Roland-Manuel rend hommage à Tristan L'Hermite et aux poètes de sa génération, « chantres et peintres de la solitude et du mystère » au même titre que « Georges de La Tour qui pénètre sans effraction, une chandelle à la main, dans les châteaux de l'âme et qui éclaire, à la dérobée, l'énigme des choses sans visages[490] » : cette génération « lyrique, romanesque et précieuse, sensible à toutes les voix de la nature, n'imagine point encore de séparer la musique de la poésie », attentive à recueillir

Le bruit des ailes du silence
Qui vole dans l'obscurité.
                    (Saint-Amant[490])

Il est « naturel que Tristan ait pris part à la composition des ballets puisqu'il était poète de cour[G 22] ». Six airs de cour ont été conservés dans des recueils collectifs, publiés en 1661 et 1668[O 11]. Ses vers sont « pleins de verve gauloise[G 23] », de rigueur pour ces « grandes distractions » de l'entourage de Monsieur[G 24], « mélange fantasque de musique, danses, décors et costumes extraordinaires, et propos souvent grivois[G 22] ».

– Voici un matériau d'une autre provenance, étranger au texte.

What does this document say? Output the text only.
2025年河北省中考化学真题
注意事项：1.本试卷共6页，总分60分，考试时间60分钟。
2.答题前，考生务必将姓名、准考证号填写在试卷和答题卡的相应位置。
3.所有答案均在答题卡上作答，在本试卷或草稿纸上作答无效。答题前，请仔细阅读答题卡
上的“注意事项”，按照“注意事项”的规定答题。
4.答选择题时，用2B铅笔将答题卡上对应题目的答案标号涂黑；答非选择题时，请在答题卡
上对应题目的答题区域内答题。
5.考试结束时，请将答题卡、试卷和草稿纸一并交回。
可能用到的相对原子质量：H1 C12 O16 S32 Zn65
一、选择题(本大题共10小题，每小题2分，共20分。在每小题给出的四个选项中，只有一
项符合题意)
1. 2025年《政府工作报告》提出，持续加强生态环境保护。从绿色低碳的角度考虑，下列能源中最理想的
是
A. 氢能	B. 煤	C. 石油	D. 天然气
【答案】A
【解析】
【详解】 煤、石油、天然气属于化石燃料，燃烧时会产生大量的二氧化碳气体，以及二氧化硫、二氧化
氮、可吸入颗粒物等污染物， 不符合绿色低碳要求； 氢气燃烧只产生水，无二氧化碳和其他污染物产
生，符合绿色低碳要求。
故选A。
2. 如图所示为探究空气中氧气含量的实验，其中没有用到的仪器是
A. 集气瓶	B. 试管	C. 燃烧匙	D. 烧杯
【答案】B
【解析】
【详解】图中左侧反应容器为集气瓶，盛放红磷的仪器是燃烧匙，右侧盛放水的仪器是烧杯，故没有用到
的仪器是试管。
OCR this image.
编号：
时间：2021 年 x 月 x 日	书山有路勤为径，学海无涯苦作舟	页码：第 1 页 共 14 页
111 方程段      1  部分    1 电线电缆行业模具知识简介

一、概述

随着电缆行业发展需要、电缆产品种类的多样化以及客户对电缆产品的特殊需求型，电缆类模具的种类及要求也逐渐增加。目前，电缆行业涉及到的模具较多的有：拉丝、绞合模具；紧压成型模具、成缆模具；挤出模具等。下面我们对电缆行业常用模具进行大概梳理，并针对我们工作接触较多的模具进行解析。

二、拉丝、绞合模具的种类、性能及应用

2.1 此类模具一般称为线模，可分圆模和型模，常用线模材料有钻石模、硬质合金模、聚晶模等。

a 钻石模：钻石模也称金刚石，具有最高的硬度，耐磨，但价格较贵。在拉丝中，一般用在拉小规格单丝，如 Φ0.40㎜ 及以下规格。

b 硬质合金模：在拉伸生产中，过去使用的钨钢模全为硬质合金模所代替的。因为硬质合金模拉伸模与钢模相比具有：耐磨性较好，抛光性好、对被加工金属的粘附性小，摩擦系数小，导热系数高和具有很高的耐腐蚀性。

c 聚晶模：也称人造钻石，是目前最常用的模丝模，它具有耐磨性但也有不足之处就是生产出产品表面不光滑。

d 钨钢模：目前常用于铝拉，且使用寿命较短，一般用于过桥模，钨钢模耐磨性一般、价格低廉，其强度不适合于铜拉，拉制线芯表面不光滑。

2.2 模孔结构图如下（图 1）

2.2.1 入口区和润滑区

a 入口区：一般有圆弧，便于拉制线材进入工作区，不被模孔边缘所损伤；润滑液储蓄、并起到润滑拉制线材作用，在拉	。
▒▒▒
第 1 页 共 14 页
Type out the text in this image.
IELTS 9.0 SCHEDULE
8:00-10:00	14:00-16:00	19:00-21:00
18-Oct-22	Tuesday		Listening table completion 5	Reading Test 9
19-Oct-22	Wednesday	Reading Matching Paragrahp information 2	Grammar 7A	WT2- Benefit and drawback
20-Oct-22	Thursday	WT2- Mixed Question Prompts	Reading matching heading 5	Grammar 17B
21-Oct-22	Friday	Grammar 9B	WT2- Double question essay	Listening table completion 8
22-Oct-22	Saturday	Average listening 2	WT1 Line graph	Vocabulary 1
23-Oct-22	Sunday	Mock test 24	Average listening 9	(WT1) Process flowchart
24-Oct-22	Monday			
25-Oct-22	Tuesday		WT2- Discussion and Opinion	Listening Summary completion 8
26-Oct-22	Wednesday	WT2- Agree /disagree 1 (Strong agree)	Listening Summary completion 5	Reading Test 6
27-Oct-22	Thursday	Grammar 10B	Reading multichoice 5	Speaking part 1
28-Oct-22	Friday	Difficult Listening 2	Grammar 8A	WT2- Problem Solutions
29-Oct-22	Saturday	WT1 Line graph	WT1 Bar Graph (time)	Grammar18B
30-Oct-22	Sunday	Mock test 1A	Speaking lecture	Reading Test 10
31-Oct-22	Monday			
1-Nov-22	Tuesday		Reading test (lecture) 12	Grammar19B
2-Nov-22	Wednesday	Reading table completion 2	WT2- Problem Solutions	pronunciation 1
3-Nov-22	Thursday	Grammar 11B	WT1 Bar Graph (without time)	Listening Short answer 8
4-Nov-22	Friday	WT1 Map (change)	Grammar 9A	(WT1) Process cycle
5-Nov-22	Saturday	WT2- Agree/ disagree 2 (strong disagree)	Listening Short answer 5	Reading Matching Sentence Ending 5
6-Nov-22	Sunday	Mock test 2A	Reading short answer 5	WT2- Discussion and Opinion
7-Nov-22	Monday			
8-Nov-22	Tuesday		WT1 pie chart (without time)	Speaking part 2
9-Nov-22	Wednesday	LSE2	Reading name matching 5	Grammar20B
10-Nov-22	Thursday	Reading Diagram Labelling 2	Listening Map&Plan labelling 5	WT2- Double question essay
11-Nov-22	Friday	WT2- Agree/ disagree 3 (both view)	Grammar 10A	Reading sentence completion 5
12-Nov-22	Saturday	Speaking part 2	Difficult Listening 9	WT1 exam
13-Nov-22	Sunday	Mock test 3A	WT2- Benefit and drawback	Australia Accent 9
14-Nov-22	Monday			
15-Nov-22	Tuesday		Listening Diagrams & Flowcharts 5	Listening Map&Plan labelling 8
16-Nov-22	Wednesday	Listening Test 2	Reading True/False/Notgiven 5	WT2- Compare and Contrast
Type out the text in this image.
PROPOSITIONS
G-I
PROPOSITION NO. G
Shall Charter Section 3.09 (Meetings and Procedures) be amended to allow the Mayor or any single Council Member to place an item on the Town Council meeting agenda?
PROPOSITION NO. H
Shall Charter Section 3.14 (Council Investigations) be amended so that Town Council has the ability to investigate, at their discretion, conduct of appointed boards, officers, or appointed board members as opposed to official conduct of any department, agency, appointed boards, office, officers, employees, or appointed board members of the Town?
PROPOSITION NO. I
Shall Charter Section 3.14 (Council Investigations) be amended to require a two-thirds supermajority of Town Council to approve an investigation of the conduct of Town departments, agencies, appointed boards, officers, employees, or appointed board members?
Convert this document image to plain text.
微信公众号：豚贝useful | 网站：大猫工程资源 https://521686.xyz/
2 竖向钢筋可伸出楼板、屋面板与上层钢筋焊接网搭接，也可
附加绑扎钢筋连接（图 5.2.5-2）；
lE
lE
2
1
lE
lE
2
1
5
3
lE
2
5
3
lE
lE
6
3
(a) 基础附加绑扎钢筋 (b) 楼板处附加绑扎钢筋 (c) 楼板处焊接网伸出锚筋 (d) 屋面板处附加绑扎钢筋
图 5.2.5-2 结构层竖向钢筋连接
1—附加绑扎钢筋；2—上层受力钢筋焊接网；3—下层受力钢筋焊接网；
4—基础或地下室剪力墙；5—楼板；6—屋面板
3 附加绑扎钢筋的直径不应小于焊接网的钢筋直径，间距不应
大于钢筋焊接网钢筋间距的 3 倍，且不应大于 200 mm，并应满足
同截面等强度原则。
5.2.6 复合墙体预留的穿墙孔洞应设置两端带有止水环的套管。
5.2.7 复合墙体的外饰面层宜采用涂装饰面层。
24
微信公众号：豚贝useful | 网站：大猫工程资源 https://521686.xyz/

Les musicologues ont recensé quatorze titres d'airs de ballet composés sur des poèmes de Tristan, mais seulement « neuf dont on a réellement recueilli la musique[491] ». À cet égard, « la plus lourde perte est sans doute celle des récits composés pour le Ballet du Triomphe de la beauté dansé en 1640[492] — repris dans La Lyre et les Vers héroïques — dont on ne connaît plus que la musique instrumentale[493] ».

Les airs mis en musique « par Antoine Boësset, Étienne Moulinié, Nicolas Métru et Michel Lambert[O 12] constituent comme un microcosme littéraire et musical » autour de cette œuvre qui a également inspiré Joseph Chabanceau de La Barre et Sébastien Le Camus[O 13],[491].

La première participation du poète aux ballets donnés par son maître Gaston d'Orléans est, en 1626, « le Ballet de Monsieur dit aussi Ballet des Dandins[494],[495] ». Tristan participe également au Grand Bal de la douairière de Billebahaut[496],[497], dansé au Louvre la même année[O 14], au Ballet de Monsieur en 1627[498], au Ballet de Mademoiselle en 1635[499], au Ballet de la Félicité pour saluer la naissance du dauphin, en 1639[500], et au Ballet du Triomphe de la beauté[492]. La musique de Boësset ajoute « l'attrait de la variété à ces récits pittoresques[501] »« les fantaisies les plus extravagantes abondent, et ne pas les lire serait méconnaître un des divertissements les plus plaisants de l'époque[G 24] ».

Le Promenoir des deux amants[modifier | modifier le code]

Le Promenoir des deux amants, « le poème le plus célèbre de Tristan[C 30] », a été mis en musique à plusieurs reprises : Jean-Baptiste Weckerlin en retient six quatrains, en 1868, sous le titre La Promenade pour chant et piano[C 31]. Pendant la Seconde Guerre mondiale, Georges Dandelot reprend une partie du poème dans le no 4 de ses Cinq poèmes précieux, publié en 1942[C 31].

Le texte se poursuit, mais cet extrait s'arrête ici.